About the Nesting Project

This project is an opportunity to think about our relationships to nesting.

A nest is a home. It is a safe place where we feel secure. It is where we have and raise our children. We practice coupledom and singledom there. To nest is to settle in and be domestic. Everyone knows how to nest instinctively but we all do it differently.

The project evolves in three phases.

1. Building. This is the part where I contact public park gardeners in San Francisco, ask them to save their leftover sycamore whips from pollarding for me so that I can use them for an art project. Frantic borrowing of vans and trucks, skipping out on meetings to chase stick pile leads left on my voicemail at work, and happy hours placing each stick into place ensue.

It is amazing how each stick seems to know exactly where it wants to be in the nest. It is time consuming in that happy mindless way that coloring or building a fort is time consuming. Afternoons fly by. The nest gets stronger. Soon I will be able to invite people into it.

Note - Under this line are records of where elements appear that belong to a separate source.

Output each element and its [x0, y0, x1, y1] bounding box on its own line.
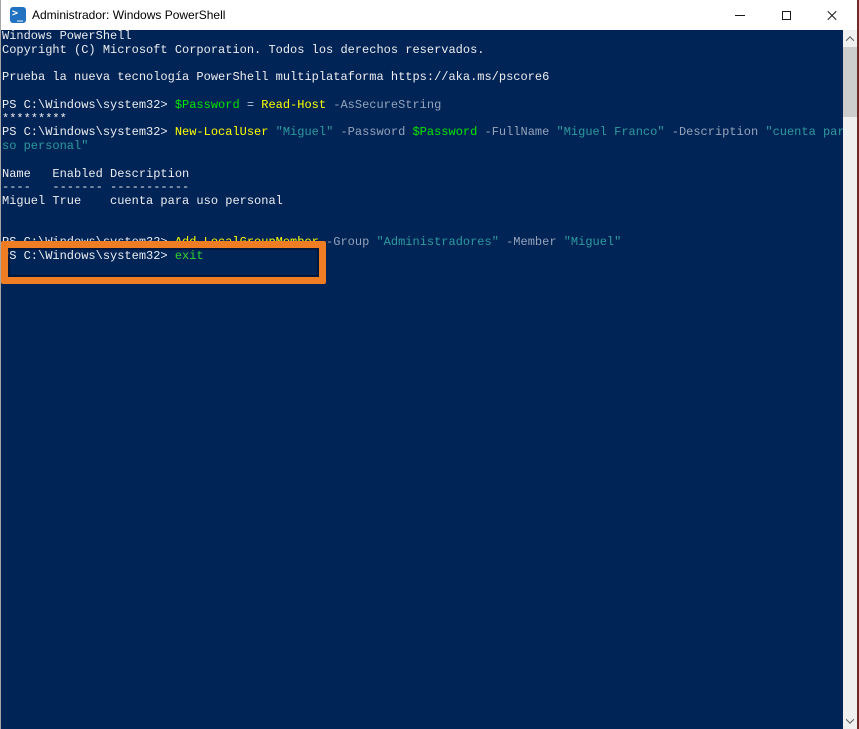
- chevron-up-icon: [845, 35, 855, 45]
- terminal-line: PS C:\Windows\system32> $Password = Read…: [2, 98, 442, 112]
- terminal-line: Prueba la nueva tecnología PowerShell mu…: [2, 71, 550, 85]
- window-title: Administrador: Windows PowerShell: [32, 8, 226, 22]
- terminal-output[interactable]: Windows PowerShell Copyright (C) Microsof…: [1, 30, 843, 729]
- terminal-line: Name Enabled Description: [2, 167, 190, 181]
- scrollbar-thumb[interactable]: [843, 47, 857, 117]
- vertical-scrollbar[interactable]: [843, 30, 857, 729]
- terminal-line: PS C:\Windows\system32> Add-LocalGroupMe…: [2, 236, 622, 250]
- terminal-line: ---- ------- -----------: [2, 181, 190, 195]
- powershell-icon: > _: [10, 7, 26, 23]
- chevron-down-icon: [845, 714, 855, 724]
- titlebar: > _ Administrador: Windows PowerShell: [1, 0, 857, 30]
- powershell-window: > _ Administrador: Windows PowerShell Wi…: [0, 0, 859, 729]
- scroll-down-button[interactable]: [843, 712, 857, 729]
- close-icon: [826, 9, 838, 21]
- close-button[interactable]: [809, 0, 855, 30]
- terminal-line: Windows PowerShell: [2, 30, 132, 43]
- maximize-icon: [781, 10, 791, 20]
- window-controls: [717, 0, 855, 30]
- terminal-line: *********: [2, 112, 67, 126]
- terminal-line: Miguel True cuenta para uso personal: [2, 195, 283, 208]
- scroll-up-button[interactable]: [843, 30, 857, 47]
- maximize-button[interactable]: [763, 0, 809, 30]
- terminal-line: Copyright (C) Microsoft Corporation. Tod…: [2, 43, 485, 57]
- minimize-button[interactable]: [717, 0, 763, 30]
- terminal-line: PS C:\Windows\system32> New-LocalUser "M…: [2, 126, 843, 140]
- minimize-icon: [735, 14, 745, 16]
- terminal-line: PS C:\Windows\system32> exit: [2, 250, 204, 263]
- terminal-line: so personal": [2, 140, 89, 153]
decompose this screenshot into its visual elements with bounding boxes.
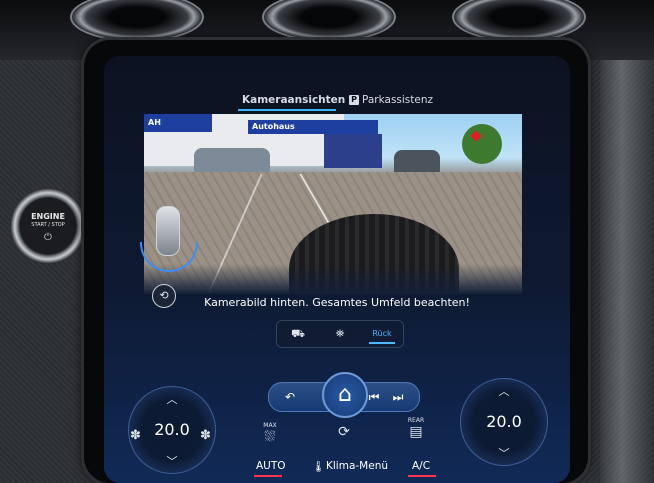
fan-icon[interactable]: ✽ — [130, 428, 141, 443]
tab-kameraansichten[interactable]: Kameraansichten — [242, 94, 345, 106]
ac-button[interactable]: A/C — [412, 460, 430, 472]
dealer-logo: AH — [144, 114, 212, 132]
dealer-banner: Autohaus — [248, 120, 378, 134]
start-stop-label: START / STOP — [31, 222, 65, 228]
rear-view-active-indicator — [369, 342, 395, 344]
tree — [462, 124, 502, 164]
chevron-down-icon[interactable]: ﹀ — [461, 445, 547, 461]
auto-active-indicator — [254, 475, 282, 477]
chevron-up-icon[interactable]: ︿ — [129, 391, 215, 407]
parking-icon: P — [349, 95, 359, 105]
camera-view-switcher: ⛟ ⛯ Rück — [276, 320, 404, 348]
active-tab-indicator — [238, 109, 336, 111]
image-fade — [144, 264, 522, 294]
recirculation-icon[interactable]: ⟳ — [330, 424, 358, 440]
rear-label: REAR — [407, 417, 425, 424]
ac-active-indicator — [408, 475, 436, 477]
klima-menu-button[interactable]: Klima-Menü — [326, 460, 388, 472]
engine-label: ENGINE — [31, 212, 65, 221]
infotainment-screen: Kameraansichten P Parkassistenz AH Autoh… — [104, 56, 570, 483]
home-icon[interactable]: ⌂ — [322, 372, 368, 418]
car-top-view-icon[interactable]: ⛯ — [319, 321, 361, 347]
chevron-up-icon[interactable]: ︿ — [461, 383, 547, 399]
showroom-entrance — [324, 134, 382, 168]
parked-car-right — [394, 150, 440, 174]
fan-high-icon[interactable]: ✽ — [200, 428, 211, 443]
thermometer-icon: 🌡 — [312, 461, 326, 473]
auto-button[interactable]: AUTO — [256, 460, 286, 472]
tab-parkassistenz[interactable]: Parkassistenz — [362, 94, 433, 106]
back-icon[interactable]: ↶ — [279, 387, 301, 407]
power-icon: ⏻ — [44, 232, 52, 243]
rear-camera-view: AH Autohaus — [144, 114, 522, 294]
max-defrost-icon[interactable]: ⛆ — [260, 429, 280, 445]
next-track-icon[interactable]: ⏭ — [387, 387, 409, 407]
right-temperature-dial[interactable]: ︿ 20.0 ﹀ — [460, 378, 548, 466]
right-temperature: 20.0 — [486, 412, 522, 431]
rear-defrost-icon[interactable]: ▤ — [406, 424, 426, 440]
chevron-down-icon[interactable]: ﹀ — [129, 453, 215, 469]
car-360-icon[interactable]: ⛟ — [277, 321, 319, 347]
engine-start-stop-button[interactable]: ENGINE START / STOP ⏻ — [10, 188, 86, 264]
max-label: MAX — [263, 422, 277, 429]
metal-trim-right — [600, 60, 654, 483]
camera-warning-message: Kamerabild hinten. Gesamtes Umfeld beach… — [204, 296, 470, 309]
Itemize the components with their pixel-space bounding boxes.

See nest building pictures.

2. Habitation. I invite people to come and sit in my nest. Single people, pairs and groups. Old couples, new couples, traditional and non-traditional couples. Babies and old people. Relationships pros and relationship dropouts. All of them are invited to come an sit in my nest while I photograph them.

3. Hatching. The pictures are born. The nest has been well lived in. I hang the pictures, have an opening, we all come and look at ourselves and each other and maybe even learn something about nesting.